Retrieval
The final asset will query our RAG system. Since the pipeline is designed to answer any question related to Dagster, we will make this asset configurable by including a Config
. This configuration only consists of the question we want to ask the AI system:
class AskAI(dg.Config):
question: str
In order to do similarity searches, the input question will need to be embedded in the same way as the source embeddings sent to Pinecone. Again, we will use OpenAI and the same model (text-embedding-3-small
) to turn a question into vectors. Next we can use Pinecone to search for similar vectors within the index that most closely match the input question. As we are searching within our index, we will limit the namespace to "dagster-github" and "dagster-docs" (the two sources we ingested data from). Filtering data like this shows how vector databases still support many of the same functions as traditional databases:
with openai.get_client(context) as client:
question_embedding = (
client.embeddings.create(model="text-embedding-3-small", input=config.question)
.data[0]
.embedding
)
results = []
for namespace in ["dagster-github", "dagster-docs"]:
index_obj, namespace_kwargs = pinecone.get_index("dagster-knowledge", namespace=namespace)
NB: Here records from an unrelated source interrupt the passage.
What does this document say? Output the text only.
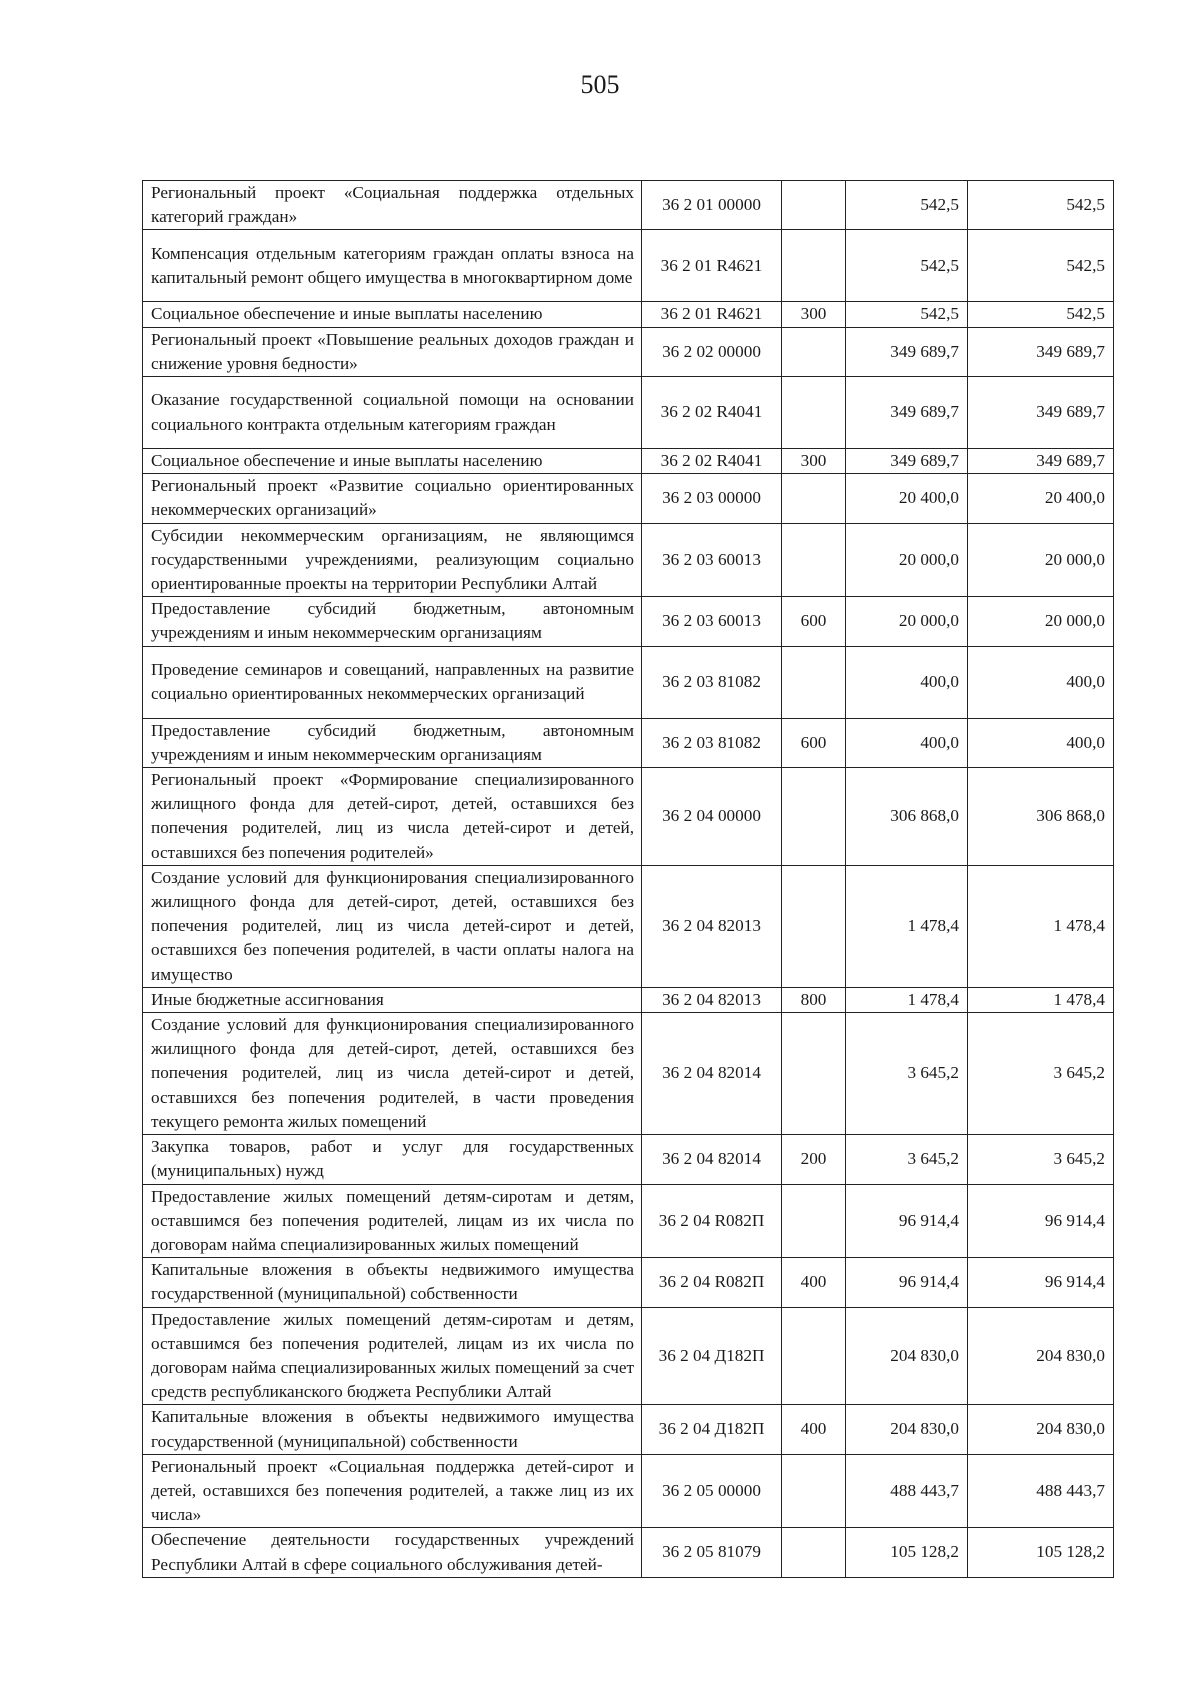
505
Региональный проект «Социальная поддержка отдельных категорий граждан»	36 2 01 00000		542,5	542,5
Компенсация отдельным категориям граждан оплаты взноса на капитальный ремонт общего имущества в многоквартирном доме	36 2 01 R4621		542,5	542,5
Социальное обеспечение и иные выплаты населению	36 2 01 R4621	300	542,5	542,5
Региональный проект «Повышение реальных доходов граждан и снижение уровня бедности»	36 2 02 00000		349 689,7	349 689,7
Оказание государственной социальной помощи на основании социального контракта отдельным категориям граждан	36 2 02 R4041		349 689,7	349 689,7
Социальное обеспечение и иные выплаты населению	36 2 02 R4041	300	349 689,7	349 689,7
Региональный проект «Развитие социально ориентированных некоммерческих организаций»	36 2 03 00000		20 400,0	20 400,0
Субсидии некоммерческим организациям, не являющимся государственными учреждениями, реализующим социально ориентированные проекты на территории Республики Алтай	36 2 03 60013		20 000,0	20 000,0
Предоставление субсидий бюджетным, автономным учреждениям и иным некоммерческим организациям	36 2 03 60013	600	20 000,0	20 000,0
Проведение семинаров и совещаний, направленных на развитие социально ориентированных некоммерческих организаций	36 2 03 81082		400,0	400,0
Предоставление субсидий бюджетным, автономным учреждениям и иным некоммерческим организациям	36 2 03 81082	600	400,0	400,0
Региональный проект «Формирование специализированного жилищного фонда для детей-сирот, детей, оставшихся без попечения родителей, лиц из числа детей-сирот и детей, оставшихся без попечения родителей»	36 2 04 00000		306 868,0	306 868,0
Создание условий для функционирования специализированного жилищного фонда для детей-сирот, детей, оставшихся без попечения родителей, лиц из числа детей-сирот и детей, оставшихся без попечения родителей, в части оплаты налога на имущество	36 2 04 82013		1 478,4	1 478,4
Иные бюджетные ассигнования	36 2 04 82013	800	1 478,4	1 478,4
Создание условий для функционирования специализированного жилищного фонда для детей-сирот, детей, оставшихся без попечения родителей, лиц из числа детей-сирот и детей, оставшихся без попечения родителей, в части проведения текущего ремонта жилых помещений	36 2 04 82014		3 645,2	3 645,2
Закупка товаров, работ и услуг для государственных (муниципальных) нужд	36 2 04 82014	200	3 645,2	3 645,2
Предоставление жилых помещений детям-сиротам и детям, оставшимся без попечения родителей, лицам из их числа по договорам найма специализированных жилых помещений	36 2 04 R082П		96 914,4	96 914,4
Капитальные вложения в объекты недвижимого имущества государственной (муниципальной) собственности	36 2 04 R082П	400	96 914,4	96 914,4
Предоставление жилых помещений детям-сиротам и детям, оставшимся без попечения родителей, лицам из их числа по договорам найма специализированных жилых помещений за счет средств республиканского бюджета Республики Алтай	36 2 04 Д182П		204 830,0	204 830,0
Капитальные вложения в объекты недвижимого имущества государственной (муниципальной) собственности	36 2 04 Д182П	400	204 830,0	204 830,0
Региональный проект «Социальная поддержка детей-сирот и детей, оставшихся без попечения родителей, а также лиц из их числа»	36 2 05 00000		488 443,7	488 443,7
Обеспечение деятельности государственных учреждений Республики Алтай в сфере социального обслуживания детей-	36 2 05 81079		105 128,2	105 128,2
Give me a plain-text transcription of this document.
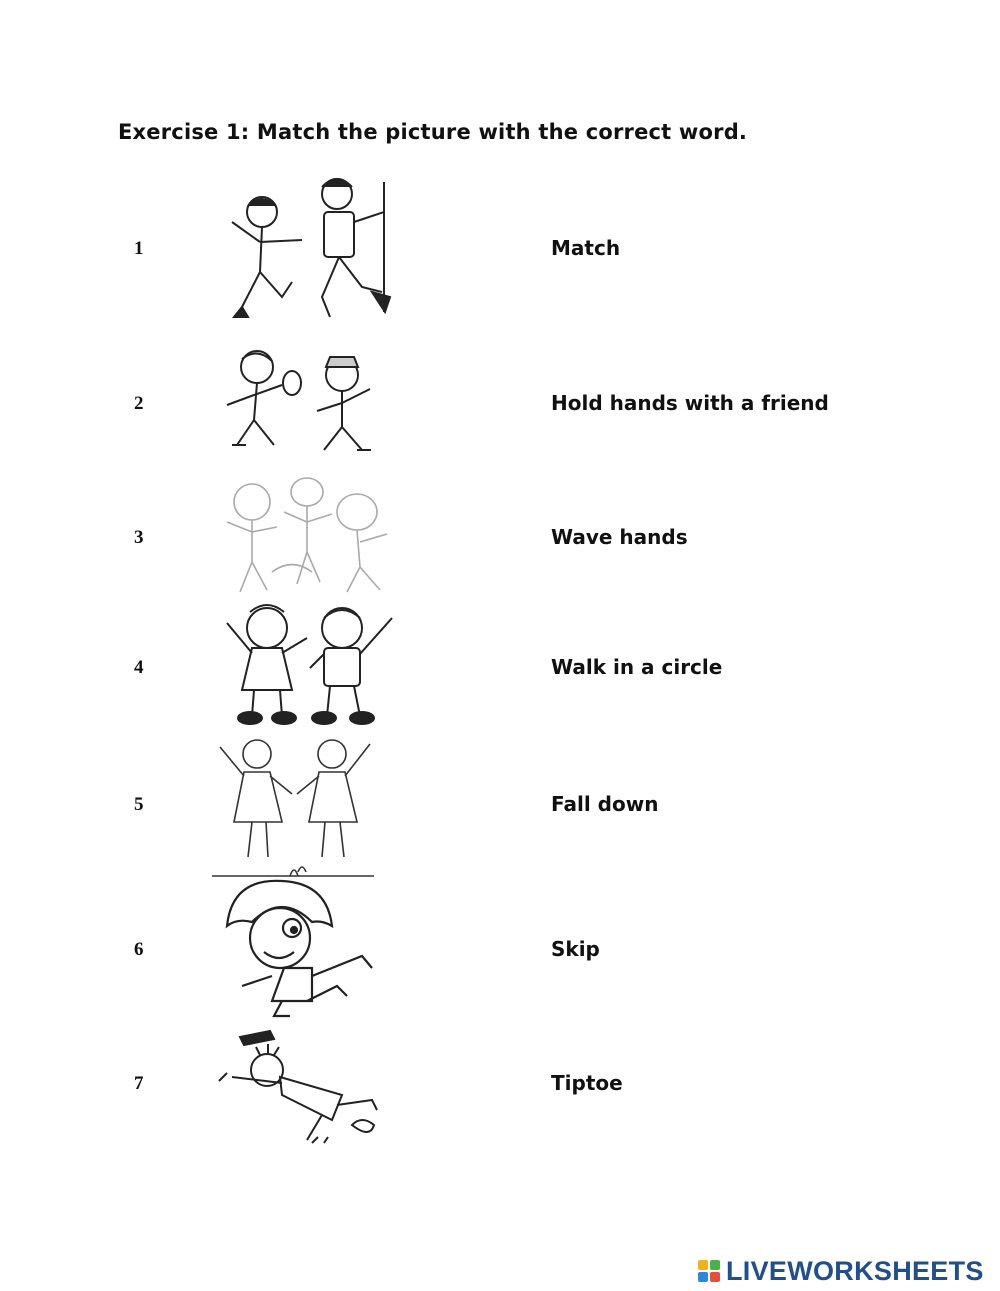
Exercise 1: Match the picture with the correct word.
1	Match
2	Hold hands with a friend
3	Wave hands
4	Walk in a circle
5	Fall down
6	Skip
7	Tiptoe
LIVEWORKSHEETS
search_results = index_obj.query(
vector=question_embedding, top_k=3, include_metadata=True, **namespace_kwargs
)
results.extend(search_results.matches)
results.sort(key=lambda x: x.score, reverse=True)
results = results[:3]
With the relevant information retrieved from Pinecone, we can add some prompt engineering to combine that context extracted from Pinecone with the original question (in text). The full prompt is then sent to Open AI again (now using the gpt-4-turbo-preview
model) to get the final answer which is recorded as a MaterializeResult
in the Dagster Catalog:
prompt_template = """
You are a experienced data engineer and Dagster expert.
Use the following pieces of context to answer the question at the end.
If you don't know the answer, just say that you don't know, don't try to make up an answer.
Context: {full_context}
Question: {question}
Answer: Let me help you with that.
"""
formatted_prompt = prompt_template.format(
full_context="\n\n".join(contexts), question=config.question
)
# Get response from OpenAI
with openai.get_client(context) as client:
response = client.chat.completions.create(
model="gpt-4-turbo-preview", messages=[{"role": "user", "content": formatted_prompt}]
)
return dg.MaterializeResult(
metadata={
"question": config.question,
"answer": response.choices[0].message.content,
"sources": sources,
}
)
Getting answers
To ask a question from the pipeline, you can materialize the query
asset and supply your question in the run configuration. The answer will be context-aware and grounded in the sources used to populate Pinecone:
ops:
query:
config:
question: What is Dagster?
We can ensure that questions like this will be trained on the most up-to-date information about Dagster. We can also ask questions confined to certain time ranges, like "Tell me about the issues Dagster users have faced in the past 6 months?". This will summarize the results information across all our sources.